Amid calls to raise Shivaji statue's height, govt goes slow
Mumbai: Chhatrapati Shivaji memorial in Arabian Sea has always remained politically important, first for the Congress-Nationalist Congress Party (NCP) government that announced the project in 2005 and now for the Bharatiya Janata Party (BJP)-Shiv Sena government, which is ruling the state.
In fact, BJP reinvented itself by using Shivaji maharaj’s name during the 2014 Assembly election and managed to get the long-pending Shivaji project moving by getting all the requisite permissions needed to build it. The government recently received three tenders to build the memorial and is scrutinising them.
In a latest development, MLC Vinayak Mete, who heads the Chhatrapati Shivaji Memorial Committee, has demanded that the height of the proposed statue be increased from 192 metre to 210 metre. This will make the Shivaji memorial taller than the Spring Temple Buddha statue in China, considered to be the tallest statue in the world at 208 metre.

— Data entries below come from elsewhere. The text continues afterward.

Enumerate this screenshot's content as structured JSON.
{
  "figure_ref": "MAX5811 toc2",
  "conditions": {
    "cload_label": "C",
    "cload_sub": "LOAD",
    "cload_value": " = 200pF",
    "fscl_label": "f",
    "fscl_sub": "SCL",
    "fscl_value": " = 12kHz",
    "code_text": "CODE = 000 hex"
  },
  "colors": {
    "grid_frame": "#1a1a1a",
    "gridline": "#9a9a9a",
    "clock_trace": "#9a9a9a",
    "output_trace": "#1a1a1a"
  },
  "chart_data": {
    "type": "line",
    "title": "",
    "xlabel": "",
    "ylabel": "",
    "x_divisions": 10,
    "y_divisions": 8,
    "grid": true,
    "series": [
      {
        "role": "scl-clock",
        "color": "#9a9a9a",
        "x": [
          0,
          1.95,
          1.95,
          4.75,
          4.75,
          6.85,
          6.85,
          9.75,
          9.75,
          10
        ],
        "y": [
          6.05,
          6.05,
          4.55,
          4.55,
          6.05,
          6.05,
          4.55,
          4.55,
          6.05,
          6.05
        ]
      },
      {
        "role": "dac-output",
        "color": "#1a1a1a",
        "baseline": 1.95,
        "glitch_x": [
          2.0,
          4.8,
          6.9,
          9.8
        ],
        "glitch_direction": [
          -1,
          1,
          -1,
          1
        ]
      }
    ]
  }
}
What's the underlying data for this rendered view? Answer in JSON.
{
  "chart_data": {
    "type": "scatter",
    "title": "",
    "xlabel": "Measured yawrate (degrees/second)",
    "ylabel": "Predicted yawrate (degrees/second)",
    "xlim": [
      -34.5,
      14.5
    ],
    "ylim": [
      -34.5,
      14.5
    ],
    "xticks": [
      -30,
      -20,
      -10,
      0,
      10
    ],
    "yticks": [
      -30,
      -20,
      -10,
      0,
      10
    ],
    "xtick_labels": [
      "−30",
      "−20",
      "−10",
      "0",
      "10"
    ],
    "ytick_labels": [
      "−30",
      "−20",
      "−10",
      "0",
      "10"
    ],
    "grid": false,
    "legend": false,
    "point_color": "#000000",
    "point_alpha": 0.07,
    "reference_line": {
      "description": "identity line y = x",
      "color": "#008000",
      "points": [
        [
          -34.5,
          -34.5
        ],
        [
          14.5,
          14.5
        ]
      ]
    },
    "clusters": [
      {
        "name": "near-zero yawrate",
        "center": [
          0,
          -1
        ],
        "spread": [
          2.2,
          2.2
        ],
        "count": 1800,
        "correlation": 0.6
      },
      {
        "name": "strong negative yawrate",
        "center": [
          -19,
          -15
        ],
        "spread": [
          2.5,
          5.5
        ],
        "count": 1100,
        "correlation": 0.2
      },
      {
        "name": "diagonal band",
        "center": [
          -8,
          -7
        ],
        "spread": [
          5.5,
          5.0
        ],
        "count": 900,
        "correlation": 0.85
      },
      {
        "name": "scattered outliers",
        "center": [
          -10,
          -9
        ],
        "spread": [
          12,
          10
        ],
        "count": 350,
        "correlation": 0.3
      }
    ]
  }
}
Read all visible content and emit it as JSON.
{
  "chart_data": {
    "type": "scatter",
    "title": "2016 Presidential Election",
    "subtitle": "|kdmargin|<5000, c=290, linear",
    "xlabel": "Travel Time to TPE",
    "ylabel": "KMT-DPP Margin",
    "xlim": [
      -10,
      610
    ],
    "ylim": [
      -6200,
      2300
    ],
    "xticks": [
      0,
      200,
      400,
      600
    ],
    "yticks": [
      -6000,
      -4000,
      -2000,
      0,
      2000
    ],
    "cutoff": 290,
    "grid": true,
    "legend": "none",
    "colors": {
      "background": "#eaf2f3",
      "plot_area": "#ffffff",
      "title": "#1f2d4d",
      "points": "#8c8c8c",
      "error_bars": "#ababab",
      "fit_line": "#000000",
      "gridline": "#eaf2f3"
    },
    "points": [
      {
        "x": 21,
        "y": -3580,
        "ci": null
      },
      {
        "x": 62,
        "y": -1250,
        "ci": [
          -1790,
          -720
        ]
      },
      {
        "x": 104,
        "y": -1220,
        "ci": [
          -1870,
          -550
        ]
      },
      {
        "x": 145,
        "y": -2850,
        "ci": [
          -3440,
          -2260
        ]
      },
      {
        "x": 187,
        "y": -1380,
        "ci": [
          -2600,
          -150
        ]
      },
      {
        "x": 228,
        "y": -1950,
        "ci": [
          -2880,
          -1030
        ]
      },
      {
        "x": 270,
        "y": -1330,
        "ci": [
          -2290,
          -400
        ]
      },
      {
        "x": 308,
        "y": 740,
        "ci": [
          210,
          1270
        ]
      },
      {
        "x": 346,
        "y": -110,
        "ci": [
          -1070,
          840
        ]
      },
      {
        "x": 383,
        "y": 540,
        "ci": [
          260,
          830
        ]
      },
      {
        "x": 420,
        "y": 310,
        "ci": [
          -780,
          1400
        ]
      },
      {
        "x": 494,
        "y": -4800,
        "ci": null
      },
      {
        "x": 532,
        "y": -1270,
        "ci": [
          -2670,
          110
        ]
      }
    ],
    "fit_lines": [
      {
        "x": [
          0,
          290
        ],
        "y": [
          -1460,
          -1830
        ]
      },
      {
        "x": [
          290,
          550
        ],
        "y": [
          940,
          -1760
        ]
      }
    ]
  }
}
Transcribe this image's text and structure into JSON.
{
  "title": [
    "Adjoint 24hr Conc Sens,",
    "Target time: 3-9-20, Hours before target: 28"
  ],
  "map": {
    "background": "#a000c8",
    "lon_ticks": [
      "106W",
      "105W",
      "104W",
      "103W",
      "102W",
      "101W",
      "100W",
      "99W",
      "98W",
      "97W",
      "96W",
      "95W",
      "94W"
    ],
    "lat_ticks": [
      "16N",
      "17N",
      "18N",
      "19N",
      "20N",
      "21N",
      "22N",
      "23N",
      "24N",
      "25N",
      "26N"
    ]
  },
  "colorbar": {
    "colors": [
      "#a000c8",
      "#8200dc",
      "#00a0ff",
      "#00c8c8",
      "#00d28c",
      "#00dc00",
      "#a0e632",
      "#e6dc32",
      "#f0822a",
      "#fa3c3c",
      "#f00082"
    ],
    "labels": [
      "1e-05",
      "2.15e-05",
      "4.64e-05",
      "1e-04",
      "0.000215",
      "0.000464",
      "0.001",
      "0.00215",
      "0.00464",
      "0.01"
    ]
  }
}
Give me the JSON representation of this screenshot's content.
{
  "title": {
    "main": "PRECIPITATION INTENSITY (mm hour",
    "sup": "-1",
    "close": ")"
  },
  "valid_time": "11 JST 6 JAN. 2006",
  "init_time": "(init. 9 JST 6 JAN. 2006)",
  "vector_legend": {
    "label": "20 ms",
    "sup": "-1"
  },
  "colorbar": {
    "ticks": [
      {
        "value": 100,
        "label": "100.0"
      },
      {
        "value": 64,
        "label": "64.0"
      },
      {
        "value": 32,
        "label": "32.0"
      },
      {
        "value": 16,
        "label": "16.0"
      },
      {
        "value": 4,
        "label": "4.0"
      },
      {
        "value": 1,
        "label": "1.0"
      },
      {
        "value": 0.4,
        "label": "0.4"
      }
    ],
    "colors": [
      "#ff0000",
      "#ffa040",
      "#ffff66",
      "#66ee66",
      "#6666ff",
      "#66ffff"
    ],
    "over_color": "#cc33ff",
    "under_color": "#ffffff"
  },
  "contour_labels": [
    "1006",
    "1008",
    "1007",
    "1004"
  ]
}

However, the government has kept the demand on hold, as the tenders have been already floated. The three bidders Larsen & Toubro, Reliance Infrastructure and Afcons Infrastructure will be scrutinised by the government before awarding the work.
“We want that the memorial should be really grand and the tallest in the world. There is a new demand for increasing height to 210 mt from the proposed 192 mt. However, the government has already floated the tenders, which cannot be cancelled. The permissions are sought for the height 192 mt. But we can consider increasing height later. At present, we are scrutinising the tenders,” public works department minister Chandrakant Patil said.
The memorial will cost the government '3,600 crore and will be erected on a rock about 1.5 km from the Raj Bhavan shore. It will take about 26 months to be completed.